The probation report cited a number of aggravating factors (though not specifically in connection with the consecutive sentencing recommendation) which included the age and vulnerability of the victim (rule 4.421(a)(3)) and Vanness's exploitation of a position of trust or confidence to commit the offenses (id., (a)(11)). It was within the trial court's discretion to impose consecutive sentences based on one or both of these considerations. We note further that since the criteria found in the California Rules of Court does not specifically govern indeterminate sentencing choices (rule 4.403), the court could have imposed consecutive sentences for virtually any reason so long as its decision was not arbitrary or irrational. (Arviso, supra, 201 Cal.App.3d at pp. 1058-1059.)

To prevail on a claim of ineffective assistance of counsel, an appellant must show "(1) counsel's performance was deficient because it fell below an objective standard of reasonableness under prevailing professional norms, and (2) counsel's deficiencies resulted in prejudice." (People v. Centeno (2014) 60 Cal.4th 659, 674.) "Prejudice requires `a reasonable probability that a more favorable outcome would have resulted . . ., i.e., a probability sufficient to undermine confidence in the outcome.'" (People v. Fairbank (1997) 16 Cal.4th 1223, 1241.) An appellate court may forgo the analysis of counsel's performance if it is easier to dispose of the claim for lack of prejudice, which we choose to do here. (Ibid.)

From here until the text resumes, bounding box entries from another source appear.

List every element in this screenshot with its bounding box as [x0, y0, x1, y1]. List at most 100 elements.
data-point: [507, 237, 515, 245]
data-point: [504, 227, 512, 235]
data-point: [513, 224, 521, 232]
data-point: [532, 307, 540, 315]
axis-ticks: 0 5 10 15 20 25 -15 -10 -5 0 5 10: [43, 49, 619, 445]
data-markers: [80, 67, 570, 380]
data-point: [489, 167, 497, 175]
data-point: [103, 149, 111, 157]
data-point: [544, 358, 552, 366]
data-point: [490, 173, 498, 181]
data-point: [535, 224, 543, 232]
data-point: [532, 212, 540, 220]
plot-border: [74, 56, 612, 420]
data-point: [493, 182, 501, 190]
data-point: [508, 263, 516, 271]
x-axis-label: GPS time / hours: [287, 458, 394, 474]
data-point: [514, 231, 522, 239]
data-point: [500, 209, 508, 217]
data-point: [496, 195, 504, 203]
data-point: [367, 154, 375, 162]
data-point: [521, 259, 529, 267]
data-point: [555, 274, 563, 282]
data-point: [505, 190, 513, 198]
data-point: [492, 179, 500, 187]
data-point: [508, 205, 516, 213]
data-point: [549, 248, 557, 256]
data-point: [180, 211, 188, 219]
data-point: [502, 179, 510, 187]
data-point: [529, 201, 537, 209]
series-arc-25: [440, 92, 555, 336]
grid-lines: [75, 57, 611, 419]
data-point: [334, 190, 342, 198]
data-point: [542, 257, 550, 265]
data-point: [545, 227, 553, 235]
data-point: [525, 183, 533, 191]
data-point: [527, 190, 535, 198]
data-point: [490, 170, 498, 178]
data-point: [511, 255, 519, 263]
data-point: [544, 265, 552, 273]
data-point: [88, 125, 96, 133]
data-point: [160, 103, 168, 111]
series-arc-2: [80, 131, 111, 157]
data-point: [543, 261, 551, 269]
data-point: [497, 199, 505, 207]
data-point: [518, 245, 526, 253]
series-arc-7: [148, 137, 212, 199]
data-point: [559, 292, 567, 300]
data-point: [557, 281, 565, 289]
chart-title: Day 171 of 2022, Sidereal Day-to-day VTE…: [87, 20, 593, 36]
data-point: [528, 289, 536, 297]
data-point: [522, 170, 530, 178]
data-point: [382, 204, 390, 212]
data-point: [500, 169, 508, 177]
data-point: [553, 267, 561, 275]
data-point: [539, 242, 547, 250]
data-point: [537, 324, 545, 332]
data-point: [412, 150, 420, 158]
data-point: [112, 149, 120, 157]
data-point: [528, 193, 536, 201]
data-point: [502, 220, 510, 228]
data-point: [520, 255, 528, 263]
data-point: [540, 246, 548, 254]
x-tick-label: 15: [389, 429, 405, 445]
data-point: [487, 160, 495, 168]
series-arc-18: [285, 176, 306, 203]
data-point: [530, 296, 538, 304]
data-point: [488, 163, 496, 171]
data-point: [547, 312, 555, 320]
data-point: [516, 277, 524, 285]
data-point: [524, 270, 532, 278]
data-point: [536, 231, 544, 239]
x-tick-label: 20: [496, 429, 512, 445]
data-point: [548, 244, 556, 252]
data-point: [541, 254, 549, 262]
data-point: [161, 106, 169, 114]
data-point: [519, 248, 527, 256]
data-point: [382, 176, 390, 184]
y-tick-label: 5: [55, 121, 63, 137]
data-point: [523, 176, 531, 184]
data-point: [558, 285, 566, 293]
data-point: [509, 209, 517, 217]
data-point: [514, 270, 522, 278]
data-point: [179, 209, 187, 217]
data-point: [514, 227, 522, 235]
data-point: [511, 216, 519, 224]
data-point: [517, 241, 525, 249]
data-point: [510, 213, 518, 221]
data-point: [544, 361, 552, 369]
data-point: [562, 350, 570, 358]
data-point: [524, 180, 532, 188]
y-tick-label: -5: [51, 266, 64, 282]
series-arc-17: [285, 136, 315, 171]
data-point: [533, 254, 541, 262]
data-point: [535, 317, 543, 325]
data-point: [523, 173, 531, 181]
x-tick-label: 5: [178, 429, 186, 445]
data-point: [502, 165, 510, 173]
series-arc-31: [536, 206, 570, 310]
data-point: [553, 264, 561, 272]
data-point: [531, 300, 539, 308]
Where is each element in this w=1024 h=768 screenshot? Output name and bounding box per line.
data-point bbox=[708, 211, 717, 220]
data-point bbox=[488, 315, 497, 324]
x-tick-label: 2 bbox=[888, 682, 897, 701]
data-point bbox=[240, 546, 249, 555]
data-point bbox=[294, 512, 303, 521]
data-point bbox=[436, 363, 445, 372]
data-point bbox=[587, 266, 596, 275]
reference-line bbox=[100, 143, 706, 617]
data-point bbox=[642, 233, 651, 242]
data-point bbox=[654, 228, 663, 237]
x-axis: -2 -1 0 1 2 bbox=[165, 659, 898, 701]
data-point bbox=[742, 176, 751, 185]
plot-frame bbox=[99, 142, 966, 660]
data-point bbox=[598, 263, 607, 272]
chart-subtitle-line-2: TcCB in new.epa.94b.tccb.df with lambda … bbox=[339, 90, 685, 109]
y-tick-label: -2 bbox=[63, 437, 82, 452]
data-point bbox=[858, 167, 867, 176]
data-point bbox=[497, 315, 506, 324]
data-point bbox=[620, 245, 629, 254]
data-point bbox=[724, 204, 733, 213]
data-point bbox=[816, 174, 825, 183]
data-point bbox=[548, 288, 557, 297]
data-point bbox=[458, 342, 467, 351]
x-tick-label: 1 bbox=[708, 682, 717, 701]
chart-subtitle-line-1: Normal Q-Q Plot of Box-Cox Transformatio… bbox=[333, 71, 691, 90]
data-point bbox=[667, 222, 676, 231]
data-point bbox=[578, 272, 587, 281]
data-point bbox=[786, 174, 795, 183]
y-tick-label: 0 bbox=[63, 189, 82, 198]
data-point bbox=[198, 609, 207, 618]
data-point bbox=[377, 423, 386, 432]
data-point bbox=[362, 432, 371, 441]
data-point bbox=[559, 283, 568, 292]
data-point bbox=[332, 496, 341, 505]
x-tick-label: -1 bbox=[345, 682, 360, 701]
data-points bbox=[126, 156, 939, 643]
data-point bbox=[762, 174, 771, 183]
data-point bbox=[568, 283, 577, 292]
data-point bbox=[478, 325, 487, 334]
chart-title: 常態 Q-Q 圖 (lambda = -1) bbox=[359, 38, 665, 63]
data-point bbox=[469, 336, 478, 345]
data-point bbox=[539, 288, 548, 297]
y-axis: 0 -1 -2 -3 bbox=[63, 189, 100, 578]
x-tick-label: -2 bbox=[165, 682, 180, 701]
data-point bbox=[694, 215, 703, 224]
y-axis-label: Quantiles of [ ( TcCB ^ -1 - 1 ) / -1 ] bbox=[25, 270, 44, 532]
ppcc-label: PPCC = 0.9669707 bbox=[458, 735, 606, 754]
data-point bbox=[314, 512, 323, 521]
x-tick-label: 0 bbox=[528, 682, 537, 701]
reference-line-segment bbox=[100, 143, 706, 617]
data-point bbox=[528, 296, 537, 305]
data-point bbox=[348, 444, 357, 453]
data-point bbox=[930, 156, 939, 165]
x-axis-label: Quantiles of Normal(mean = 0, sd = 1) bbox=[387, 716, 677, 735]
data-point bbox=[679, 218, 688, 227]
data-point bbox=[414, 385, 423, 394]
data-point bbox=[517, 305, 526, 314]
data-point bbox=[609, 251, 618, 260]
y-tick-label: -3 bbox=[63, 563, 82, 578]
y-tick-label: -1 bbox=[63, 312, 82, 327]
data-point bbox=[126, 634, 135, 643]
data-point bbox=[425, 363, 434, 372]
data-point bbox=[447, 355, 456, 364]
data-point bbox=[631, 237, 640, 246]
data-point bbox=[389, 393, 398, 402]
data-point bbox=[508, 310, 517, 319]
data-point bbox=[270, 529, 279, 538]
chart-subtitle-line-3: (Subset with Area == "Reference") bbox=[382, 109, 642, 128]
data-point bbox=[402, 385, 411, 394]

We are again mindful of certain presumptions. "The general rule is that a trial court is presumed to have been aware of and followed the applicable law. [Citations]. These general rules concerning the presumption of regularity of judicial exercises of discretion apply to sentencing issues." (People v. Mosley (1997) 53 Cal.App.4th 489, 496.) The record does not suggest that the trial court was unaware of its discretion to impose concurrent sentences on counts 2, 3, and 4. The record does show the trial court's inclination to impose consecutive sentences on those counts. Vanness's claim is based on wishful thinking. Had defense counsel requested a statement of reasons, the most likely scenario would have involved the trial court following its original inclination and identifying a valid reason for its sentencing choice (e.g., because Vanness took advantage of a position of trust or confidence to commit the offenses). We therefore reject the claim of ineffective assistance of counsel for lack of demonstrable prejudice.


The judgment is affirmed.

PEÑA, J. and SMITH, J., concurs.


1. We refer to the stepdaughters by their first name and last initial, and subsequently by first name only, in the interest of victim anonymity. (See Cal. Rules of Court, rule 8.90(b)(4), (11).) We refer to Vanness's former nieces in the same manner out of respect for their privacy. (Id., rule 8.90(b)(10).)
2. The following stipulation was recited at the close of evidence: "The Tulare County District Attorney's Office, as well as the Tulare County Sheriff's Office, has made diligent attempts to locate the CART interviews of Nicole F. and Courtney L. from 1997. Those interviews could not be located. There is no evidence of bad faith or destruction of evidence [of] these interviews by either of these agencies. [¶] The Tulare County District Attorney's Office, as well as the Tulare County Sheriff's Office, also made diligent attempts to locate the SART reports of Nicole F. and Courtney L. from 1997. Those reports could not be located. Pursuant to [an investigating officer's police report], the examinations revealed no specific findings and were consistent with history. . . ."
3. All subsequent rule references are to the California Rules of Court.